Do the fine tuning API automatically shuffle the dataset?

I couldn’t find any explanation in the fine tuning API documentation about how they sample the data received to create a batch. Do they randomly sample a number of data equal to the batch size at each step?

Before I submit a dataset for fine tuning (which needs to be shuffled for normal fine tuning), do I need to initially shuffle the original dataset?

Can you help me with this? I think @staff is the only one who can clarify this.

You get batch number counts that are very different than the number of epochs. Like a 6-epoch job with 131 batches. So they wouldn’t be necessarily randomly sampled as there has to be cross-batch consistency, so each example gets the same reinforcement.

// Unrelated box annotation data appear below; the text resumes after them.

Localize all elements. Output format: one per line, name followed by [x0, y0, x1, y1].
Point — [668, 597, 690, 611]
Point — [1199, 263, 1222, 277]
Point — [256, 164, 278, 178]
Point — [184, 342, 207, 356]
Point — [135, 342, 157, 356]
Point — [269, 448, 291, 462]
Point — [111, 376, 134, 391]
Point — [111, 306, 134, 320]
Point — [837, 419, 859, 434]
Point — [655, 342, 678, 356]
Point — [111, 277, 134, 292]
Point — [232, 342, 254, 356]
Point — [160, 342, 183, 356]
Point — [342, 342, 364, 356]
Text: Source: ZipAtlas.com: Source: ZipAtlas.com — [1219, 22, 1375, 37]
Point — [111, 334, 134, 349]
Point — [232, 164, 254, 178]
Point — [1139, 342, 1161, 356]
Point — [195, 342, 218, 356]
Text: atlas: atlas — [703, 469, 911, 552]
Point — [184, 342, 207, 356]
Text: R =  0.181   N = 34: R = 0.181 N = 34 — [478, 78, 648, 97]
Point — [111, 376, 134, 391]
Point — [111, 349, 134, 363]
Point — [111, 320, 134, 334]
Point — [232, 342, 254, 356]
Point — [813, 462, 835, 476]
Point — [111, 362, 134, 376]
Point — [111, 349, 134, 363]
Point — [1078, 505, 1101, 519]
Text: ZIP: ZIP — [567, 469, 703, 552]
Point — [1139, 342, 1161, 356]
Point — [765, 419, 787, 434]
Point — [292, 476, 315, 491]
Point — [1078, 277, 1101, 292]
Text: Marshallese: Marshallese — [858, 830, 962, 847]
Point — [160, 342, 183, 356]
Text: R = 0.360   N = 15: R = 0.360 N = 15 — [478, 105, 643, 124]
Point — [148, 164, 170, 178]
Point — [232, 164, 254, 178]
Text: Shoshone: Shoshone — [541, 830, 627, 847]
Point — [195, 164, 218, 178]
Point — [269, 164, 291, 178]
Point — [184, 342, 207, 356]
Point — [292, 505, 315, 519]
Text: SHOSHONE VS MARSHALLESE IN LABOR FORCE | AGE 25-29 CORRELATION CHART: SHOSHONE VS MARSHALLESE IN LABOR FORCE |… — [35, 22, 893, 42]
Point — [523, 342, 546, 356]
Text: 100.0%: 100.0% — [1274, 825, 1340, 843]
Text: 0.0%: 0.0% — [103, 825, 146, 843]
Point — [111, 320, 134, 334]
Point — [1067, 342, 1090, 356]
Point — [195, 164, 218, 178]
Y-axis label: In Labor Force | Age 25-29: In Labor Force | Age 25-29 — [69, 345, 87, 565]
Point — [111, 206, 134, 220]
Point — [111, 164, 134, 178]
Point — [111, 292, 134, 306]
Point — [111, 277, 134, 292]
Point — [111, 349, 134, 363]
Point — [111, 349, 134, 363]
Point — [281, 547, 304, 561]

Random: one in a billion jobs that are trained on a single example. Not good.

An interesting question, but not something where the answer can affect your methods. Experiment with shuffling and iterate continuing on 1-epoch models?

I think your reply and my question are not on the same page.

Let me provide an example scenario. Assume that the size of my dataset is 1000 and I want to fine tune the davinci-002 model for 3 epochs with batch_size 100. Then, there should be 10 batches per epoch and each batch will be used to update the parameters for each step.

My question is how the API sample 100 data from the dataset to construct a single batch for each update ‘step’. (i.e. random vs squential; e.g., In Pytorch, is the option shuffle in Dataloader class True or False?)

We’re on the same side of the impenetrable knowledge wall, where they aren’t going to disclose today’s machine learning techniques.

All the hyperparameters except epochs are also going away.

What you could do is fine-tune on a modest set for a single run of davinci-002, where you can receive logprobs and echo logprobs.

Create a training set that has two distinct patterns, and is something that would be in no corpus, 10 input sequences each.

  • train model 1 and model 2 the same
  • train model three with the examples reversed.

Then you can see if there is any difference reflecting a shuffle or a training order difference, (or anything you can affect or need to concern yourself with) by doing statistical analysis to see if you haven’t made three of the exact same model.

Hi @seokhyunan, were you able to solve this?